Sinister plan alert
Frank Rich sees Senator McCain as a man in failing mental and physical health. He thus sees Governor Palin as the real GOP candidate, and he isn’t at all happy about that, noting a “steady unnerving undertone to Palin’s utterances, a consistent message of hubristic self-confidence and hyper-ambition.” His piece is entitled, “Pitbull Palin Mauls McCain.” Excerpt:
Sarah Palin’s post-Couric/Fey comeback at last week’s vice presidential debate was a turning point in the campaign. But if she “won,” as her indulgent partisans and press claque would have it, the loser was not Joe Biden. It was her running mate. With a month to go, the 2008 election is now an Obama-Palin race — about “the future,” as Palin kept saying Thursday night — and the only person who doesn’t seem to know it is Mr. Past, poor old John McCain.
To understand the meaning of Palin’s “victory,” it must be seen in the context of two ominous developments that directly preceded it. Just hours before the debate began, the McCain campaign pulled out of Michigan. That state is ground zero for the collapsed Main Street economy and for so-called Reagan Democrats, those white working-class voters who keep being told by the right that Barack Obama is a Muslim who hung with bomb-throwing radicals during his childhood in the late 1960s.
McCain surrendered Michigan despite having outspent his opponent on television advertising and despite Obama’s twin local handicaps, an unpopular Democratic governor and a felonious, now former, black Democratic Detroit mayor. If McCain can’t make it there, can he make it anywhere in the Rust Belt?
Not without an economic message. McCain’s most persistent attempt, his self-righteous crusade against earmarks, collapsed with his poll numbers. Next to a $700 billion bailout package, his incessant promise to eliminate all Washington pork — by comparison, a puny grand total of $16.5 billion in the 2008 federal budget — doesn’t bring home the bacon. Nor can McCain reconcile his I-will-veto-government-waste mantra with his support, however tardy, of the bailout bill…

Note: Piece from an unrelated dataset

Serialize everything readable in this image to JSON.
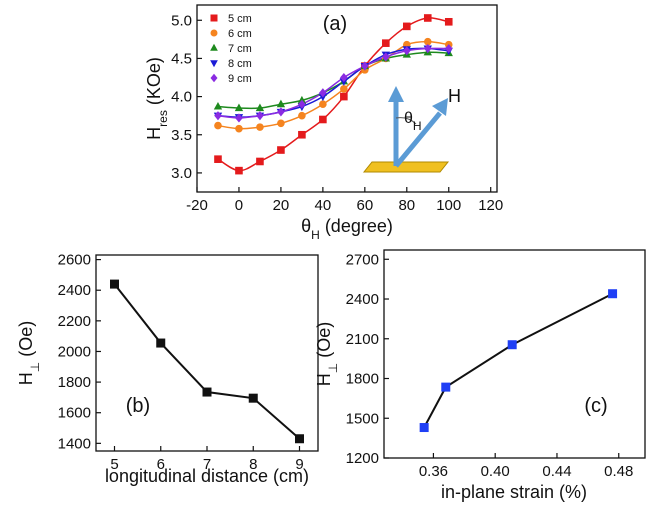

It’s against this backdrop that Palin’s public pronouncements, culminating with her debate performance, have been so striking. The standard take has it that she’s either speaking utter ignorant gibberish (as to Couric) or reciting highly polished, campaign-written sound bites that she’s memorized (as at the convention and the debate). But there’s a steady unnerving undertone to Palin’s utterances, a consistent message of hubristic self-confidence and hyper-ambition. She wants to be president, she thinks she can be president, she thinks she will be president. And perhaps soon. She often sounds like someone who sees herself as half-a-heartbeat away from the presidency. Or who is seen that way by her own camp, the hard-right G.O.P. base…
This was first apparent when Palin extolled a “small town” vice president as a hero in her convention speech — and cited not one of the many Republican vice presidents who fit that bill but, bizarrely, Harry Truman, a Democrat who succeeded a president who died in office.

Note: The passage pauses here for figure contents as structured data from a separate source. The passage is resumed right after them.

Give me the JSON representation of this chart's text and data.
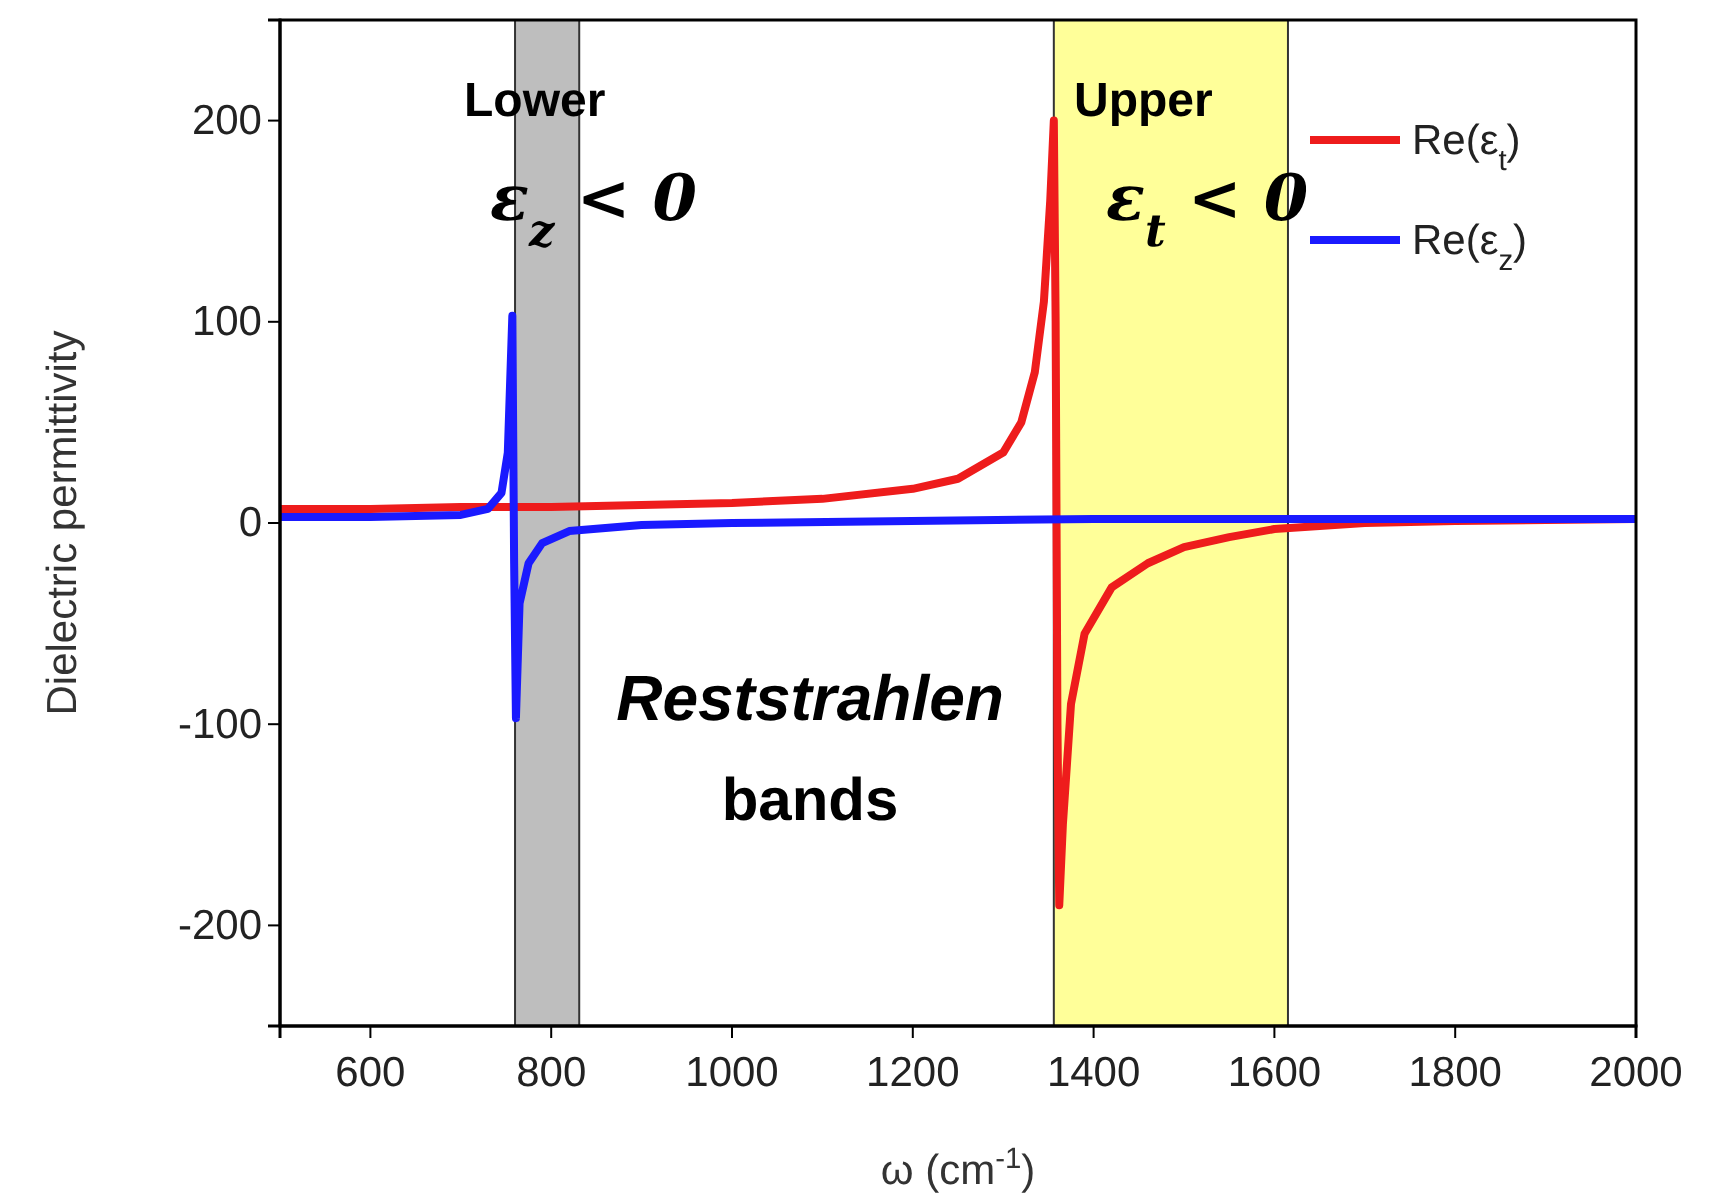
{
  "chart_data": {
    "type": "line",
    "xlabel": "ω (cm$^{-1}$)",
    "ylabel": "Dielectric permittivity",
    "xlim": [
      500,
      2000
    ],
    "xticks": [
      600,
      800,
      1000,
      1200,
      1400,
      1600,
      1800,
      2000
    ],
    "ylim": [
      -250,
      250
    ],
    "yticks": [
      -200,
      -100,
      0,
      100,
      200
    ],
    "grid": false,
    "legend": "top right",
    "marker": "none",
    "line_style": "solid",
    "series": [
      {
        "name": "Re(ε$_{t}$)",
        "color": "#ee1c1c",
        "x": [
          500,
          600,
          700,
          800,
          900,
          1000,
          1100,
          1200,
          1250,
          1300,
          1320,
          1335,
          1345,
          1352,
          1356,
          1358,
          1360,
          1362,
          1366,
          1375,
          1390,
          1420,
          1460,
          1500,
          1550,
          1600,
          1700,
          1800,
          2000
        ],
        "values": [
          7,
          7,
          8,
          8,
          9,
          10,
          12,
          17,
          22,
          35,
          50,
          75,
          110,
          160,
          200,
          100,
          -100,
          -190,
          -150,
          -90,
          -55,
          -32,
          -20,
          -12,
          -7,
          -3,
          0,
          1,
          2
        ]
      },
      {
        "name": "Re(ε$_{z}$)",
        "color": "#1a1aff",
        "x": [
          500,
          600,
          700,
          730,
          745,
          752,
          757,
          759,
          761,
          765,
          775,
          790,
          820,
          900,
          1000,
          1400,
          2000
        ],
        "values": [
          3,
          3,
          4,
          7,
          15,
          35,
          103,
          -20,
          -97,
          -40,
          -20,
          -10,
          -4,
          -1,
          0,
          2,
          2
        ]
      }
    ],
    "bands": [
      {
        "axis": "x",
        "from": 760,
        "to": 831,
        "color": "#bebebe"
      },
      {
        "axis": "x",
        "from": 1356,
        "to": 1615,
        "color": "#ffff99"
      }
    ],
    "annotations": [
      "Lower",
      "ε$_{z}$ < 0",
      "Upper",
      "ε$_{t}$ < 0",
      "Reststrahlen",
      "bands"
    ]
  }
}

Mr. Rich would appear to be correct about one thing at least. Senator McCain needs a cogent and tightly focused pitch on the economy. His war against earmarks used to be interesting but pretty trivial in dollar terms. Now, with McCain’s vote for the $700 billion bailout, it has become incoherent, and McCain needs to retool his approach. (On the other hand, Sarah Palin’s debate performance on Saturday Night Live was excellent.)

October 6th, 2008 at 6:33 pm
(On the other hand, Sarah Palin’s debate performance on Saturday Night Live was excellent.)
She also took a step forward in the actual debate. Not bad for a small-town mayor who has governed a low-population state for less than two years, i.e. a Not Ready for Prime Time Player.
Then again, Palin has a very long way to go after the debacles with Couric and Gibson. Will she get there in due course? Mickey Kaus (see especially #8) thinks so.